Documents from Bureau of Land Management Reflect Intent of BLM for Wild Horses in Holding Facilities & on Public Lands
Quote from internal BLM document discussing euthanasia of wild horses:
“Increased support from public relations and management staff would also be needed to insulate those doing the actual work from the public, media and Congressional scrutiny/criticism.”
Phoenix, June 6, 2009
For Immediate Release
The Conquistador Program announced today that it has received material obtained under the Freedom of Information Act that indicates the Bureau of Land Management is continuing to plan for the euthanasia of a large number of wild horses now in long-term and short-term holding facilities across the United States and for direct sale authority for many more. Notes of conference calls extending from July 22, 2008 through September 23, 2008 by a six-member implementation team and a draft Alternative Management Plan document demonstrate that several options are being planned. Among the options are:
Euthanasia of animals for which an adoption or sale demand does not exist (The section addressing euthanasia also includes the following statement, “Increased support from public relations and management staff would also be needed to insulate those doing the actual work from the public, media and Congressional scrutiny/criticism.” The section also includes a discussion on psychological counseling for those involved in the destruction and disposal of the bodies because it will be so stressful).
Direct sale of animals who have not been adopted after three attempts with no restrictions on the buyer. (This would allow for the purchase of horses by killer buyers for sale to slaughter).
Direct sale of horses eleven years and older with no restrictions on the buyer. (This option also would allow for the purchase of horses by killer buyers for sale to slaughter).
Direct sale of horses of all ages with no restrictions on the buyer. (This option also would allow for the purchase of horses by killer buyers for sale to slaughter).
Spaying mares and returning them to the wild. (This option holds the risk of a minimum 10% mortality rate to the mares.
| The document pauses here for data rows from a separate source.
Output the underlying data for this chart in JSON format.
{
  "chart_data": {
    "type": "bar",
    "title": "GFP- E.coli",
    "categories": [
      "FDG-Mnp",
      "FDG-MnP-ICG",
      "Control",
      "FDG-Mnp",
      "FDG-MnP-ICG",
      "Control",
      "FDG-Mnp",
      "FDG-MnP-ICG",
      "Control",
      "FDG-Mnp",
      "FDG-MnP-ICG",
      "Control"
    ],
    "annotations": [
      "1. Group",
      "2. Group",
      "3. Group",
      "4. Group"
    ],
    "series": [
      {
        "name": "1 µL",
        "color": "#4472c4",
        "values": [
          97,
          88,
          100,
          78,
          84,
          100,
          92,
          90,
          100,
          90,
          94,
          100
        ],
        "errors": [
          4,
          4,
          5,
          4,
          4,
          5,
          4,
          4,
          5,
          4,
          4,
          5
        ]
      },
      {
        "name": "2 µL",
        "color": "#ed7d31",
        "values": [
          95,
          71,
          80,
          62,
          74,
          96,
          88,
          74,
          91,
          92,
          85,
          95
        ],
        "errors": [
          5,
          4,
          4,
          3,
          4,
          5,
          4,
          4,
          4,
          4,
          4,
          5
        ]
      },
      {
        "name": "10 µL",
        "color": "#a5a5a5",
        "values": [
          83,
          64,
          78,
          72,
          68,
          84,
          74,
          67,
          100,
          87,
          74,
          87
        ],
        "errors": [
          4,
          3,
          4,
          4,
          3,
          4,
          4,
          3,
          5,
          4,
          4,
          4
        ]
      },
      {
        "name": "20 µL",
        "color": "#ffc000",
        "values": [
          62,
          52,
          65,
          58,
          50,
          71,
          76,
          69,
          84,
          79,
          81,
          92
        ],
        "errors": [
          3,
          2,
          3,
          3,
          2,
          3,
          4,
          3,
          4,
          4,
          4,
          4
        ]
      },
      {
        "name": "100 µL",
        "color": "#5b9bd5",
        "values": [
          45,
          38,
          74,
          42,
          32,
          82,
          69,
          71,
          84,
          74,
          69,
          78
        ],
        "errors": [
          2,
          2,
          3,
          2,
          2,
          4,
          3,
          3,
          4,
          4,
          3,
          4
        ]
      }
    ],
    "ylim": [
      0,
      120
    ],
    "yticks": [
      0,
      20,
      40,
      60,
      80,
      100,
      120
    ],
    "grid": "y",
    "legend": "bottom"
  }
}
The statistic is provided by a BLM staffer based on data from the spaying of 30 mares by the United States Fish and Wildlife Service at Sheldon Refuge in Nevada ).
Adjusting the ratio of stallions to mares and reducing the ratio to 50:50 thus increasing the number of stallions. (This section includes a discussion indicating that information from the 80’s suggests that the mares and stallions should be allowed to adjust to their natural numbers but BLM thinks 50:50. The section also includes a discussion of whether changing sex ratios would affect behavior including a statement, “Do we care?”).
The documents also contain information included below related to euthanasia of wild horses in their custody:
BLM discussed ways to circumvent the federal carcass disposal law, 43 CFR 4730.2, that prohibits them from paying any agency or individual for burial, burning, incinerating, composting carcasses and paying for disposing of remains. BLM explored paying for carcass disposal through rendering by contract.
As one alternative, the BLM has been in discussion with slaughter businesses from Denmark and Canada to take 10,000 wild horses for slaughter.
BLM discussed strategies to kill horses without having to perform a National Environmental Policy Act (NEPA) assessment. They discussed killing horses in numbers of 1200-2000 per year to avoid greater criticism and scrutiny from Congress, media and the public. The BLM noted the public would be prohibited from viewing euthanasia. There is fear among horse advocates that such activity is already taking place or will take place soon.
BLM discussed methods of changing current policy to fast track horses using the 3 strikes regulation and offer as many as 12,000 wild horses and burros under age 11 for sale earlier hence making more animals at risk of going to slaughter.
The agency also is discussing as one alternative euthanizing horses in the field during round ups at an estimated cost of $500.00 per horse and considering among other things, shooting the horses or use of the captive bolt. The $500.00 figure is the same cost denied to Madeline Pickens who offered to take the wild horses and give them a home.
In a 1978 court case in which the Bureau of Land Management was caught shooting wild horses, a federal judge noted, “Horses were loaded into a truck, six or seven at a time and driven to the burial trench where they were shot while in the truck and then unloaded. …such wholesale slaughter of animals (especially horses) is considered by many to be degrading to the human spirit, and inappropriate conduct for a civilized human being.” The judge further noted,” It is also undisputed in the evidence that the most humane way to kill a horse is by the injection of a barbiturate, “which he mandated.
The documents are available on The Conquistador Program website at www.conquistadorprogram.org. The public is urged to review the documents. The material was obtained with the assistance of attorney Debra Sirower who guided the Conquistador Program through an initial request process and then appeals process to obtain the documents under the Freedom of Information Act. Sirower is the attorney who successfully worked with attorney Anthony Merrill to obtain a temporary restraining order preventing the removal of wild horses in the Apache Sitgreaves National Forests. In a second set of documents containing more than 800 pages of contract information, obtained under FOIA this week, it also was verified that the BLM has continued to use a contractor for gathers who was charged and pled guilty to violations of the Wild Horse and Burro act.